Credit Suisse analysts have also been watching margins, and they see the biggest declines coming for energy companies and some tech and communications firms, like Alphabet, Amazon, Apple and Facebook, which have yet to report. Credit Suisse said the consensus decline in Amazon margins, for instance, is expected to be 42.5%, and that could dent the S&P 500 overall earnings growth by 0.3%.
“If I look at 2020, we’re going to have a growth rate that is being driven primarily by revenues and revenue buybacks, and we’re going to to have margins that are roughly flat. Certainly some groups may be negative versus certain groups that may be positive,” said Patrick Palfrey, senior equity analyst at Credit Suisse.
Palfrey said the trade war, regulatory costs for social media companies and the weakness in oil prices from a sluggish global economy are all contributing to margin pressures. “The reason we are experiencing negative margins this year is unique to the events that are taking place in energy, around falling oil and technology,” he said.

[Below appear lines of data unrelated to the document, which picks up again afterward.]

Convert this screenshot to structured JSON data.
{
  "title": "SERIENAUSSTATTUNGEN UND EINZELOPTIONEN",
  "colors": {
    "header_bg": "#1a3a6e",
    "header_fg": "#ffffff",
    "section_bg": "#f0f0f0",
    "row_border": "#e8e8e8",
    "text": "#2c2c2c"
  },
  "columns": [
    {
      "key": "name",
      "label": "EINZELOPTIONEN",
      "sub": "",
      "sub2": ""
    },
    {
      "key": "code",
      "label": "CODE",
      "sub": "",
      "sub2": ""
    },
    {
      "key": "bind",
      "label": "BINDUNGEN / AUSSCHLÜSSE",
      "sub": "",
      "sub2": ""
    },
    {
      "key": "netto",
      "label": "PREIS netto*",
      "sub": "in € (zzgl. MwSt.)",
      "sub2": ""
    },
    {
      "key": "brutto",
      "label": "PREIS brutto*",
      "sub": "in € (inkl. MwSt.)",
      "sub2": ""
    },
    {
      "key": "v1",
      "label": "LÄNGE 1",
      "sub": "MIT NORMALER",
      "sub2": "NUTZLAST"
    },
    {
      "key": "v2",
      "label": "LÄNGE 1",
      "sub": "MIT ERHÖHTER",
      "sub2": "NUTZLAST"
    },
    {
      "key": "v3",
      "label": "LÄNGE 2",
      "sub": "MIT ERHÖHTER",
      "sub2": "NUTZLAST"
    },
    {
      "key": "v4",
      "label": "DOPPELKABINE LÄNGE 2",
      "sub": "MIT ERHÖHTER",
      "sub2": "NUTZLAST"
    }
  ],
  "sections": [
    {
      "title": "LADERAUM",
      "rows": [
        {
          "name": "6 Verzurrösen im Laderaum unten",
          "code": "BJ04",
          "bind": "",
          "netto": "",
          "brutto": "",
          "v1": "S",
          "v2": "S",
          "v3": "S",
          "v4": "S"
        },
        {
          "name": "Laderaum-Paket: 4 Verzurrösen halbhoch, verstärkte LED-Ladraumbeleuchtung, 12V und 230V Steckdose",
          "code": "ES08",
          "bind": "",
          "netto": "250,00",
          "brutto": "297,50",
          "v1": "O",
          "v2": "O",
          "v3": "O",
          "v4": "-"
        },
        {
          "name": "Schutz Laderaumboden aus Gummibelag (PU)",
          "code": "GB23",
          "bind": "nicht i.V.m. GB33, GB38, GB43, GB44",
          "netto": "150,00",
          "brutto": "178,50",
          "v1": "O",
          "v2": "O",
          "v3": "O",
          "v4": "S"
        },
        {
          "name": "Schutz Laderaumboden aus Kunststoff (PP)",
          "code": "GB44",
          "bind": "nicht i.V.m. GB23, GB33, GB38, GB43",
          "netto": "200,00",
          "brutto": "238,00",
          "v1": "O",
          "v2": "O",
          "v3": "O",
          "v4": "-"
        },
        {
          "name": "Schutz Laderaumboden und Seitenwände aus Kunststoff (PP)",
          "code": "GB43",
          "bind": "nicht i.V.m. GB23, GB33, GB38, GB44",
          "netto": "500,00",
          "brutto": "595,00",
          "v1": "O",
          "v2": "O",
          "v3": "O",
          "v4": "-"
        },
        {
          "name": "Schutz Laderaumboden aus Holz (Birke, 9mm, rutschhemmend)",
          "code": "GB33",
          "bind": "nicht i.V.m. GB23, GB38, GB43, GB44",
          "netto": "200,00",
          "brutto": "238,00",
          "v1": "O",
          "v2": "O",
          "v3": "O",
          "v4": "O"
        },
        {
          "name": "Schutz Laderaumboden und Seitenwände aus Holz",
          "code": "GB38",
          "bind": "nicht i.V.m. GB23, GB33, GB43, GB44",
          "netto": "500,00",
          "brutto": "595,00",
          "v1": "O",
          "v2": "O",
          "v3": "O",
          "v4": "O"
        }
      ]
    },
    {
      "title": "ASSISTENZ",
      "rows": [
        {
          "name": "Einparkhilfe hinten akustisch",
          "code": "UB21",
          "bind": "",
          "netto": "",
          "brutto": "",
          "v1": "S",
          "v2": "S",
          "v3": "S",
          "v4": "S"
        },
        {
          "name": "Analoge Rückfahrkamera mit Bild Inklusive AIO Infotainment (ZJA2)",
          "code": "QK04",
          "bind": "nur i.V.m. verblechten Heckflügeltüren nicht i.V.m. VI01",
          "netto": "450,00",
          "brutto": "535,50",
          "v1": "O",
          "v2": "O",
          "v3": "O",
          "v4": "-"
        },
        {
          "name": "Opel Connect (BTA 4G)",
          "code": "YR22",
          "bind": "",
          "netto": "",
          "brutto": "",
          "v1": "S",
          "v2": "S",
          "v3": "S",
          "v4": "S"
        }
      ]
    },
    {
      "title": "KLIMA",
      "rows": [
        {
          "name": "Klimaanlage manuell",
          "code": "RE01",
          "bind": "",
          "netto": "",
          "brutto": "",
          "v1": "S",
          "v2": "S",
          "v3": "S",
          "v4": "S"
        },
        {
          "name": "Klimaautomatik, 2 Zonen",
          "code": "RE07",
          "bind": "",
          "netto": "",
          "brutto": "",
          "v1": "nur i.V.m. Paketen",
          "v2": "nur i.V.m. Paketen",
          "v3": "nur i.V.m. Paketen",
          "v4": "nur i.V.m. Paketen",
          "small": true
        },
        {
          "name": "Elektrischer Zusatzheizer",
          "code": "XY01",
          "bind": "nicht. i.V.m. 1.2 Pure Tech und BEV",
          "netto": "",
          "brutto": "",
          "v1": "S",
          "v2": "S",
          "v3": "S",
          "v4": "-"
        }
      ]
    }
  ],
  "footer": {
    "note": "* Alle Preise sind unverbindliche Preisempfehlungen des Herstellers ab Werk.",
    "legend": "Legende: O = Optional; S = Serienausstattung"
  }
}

According to FactSet data, margins for the S&P 500 reached a high of 12% in the third quarter of 2018, before falling to 11.2% and staying roughly flat since then.
The Ned Davis analysts said it’s a positive that S&P 500 operating margins are flat. They define operating margins as income before depreciation and amortization / sales for the S&P 500. They say there was a peak in operating margins as being in the first quarter, and the level is now down only 9 basis points.
“The bad news is, we have already started to see some margin deterioration in the two largest sectors, Technology (-40 bps) and Financials (-80 bps). These margin declines have been partially offset by margin improvement for Industrials (+30 bps) and Health Care (+30 bps), but bear watching. If S&P 500 operating margins fell over 40 bps from their peak, we would start to get nervous,” the Ned Davis analysts noted.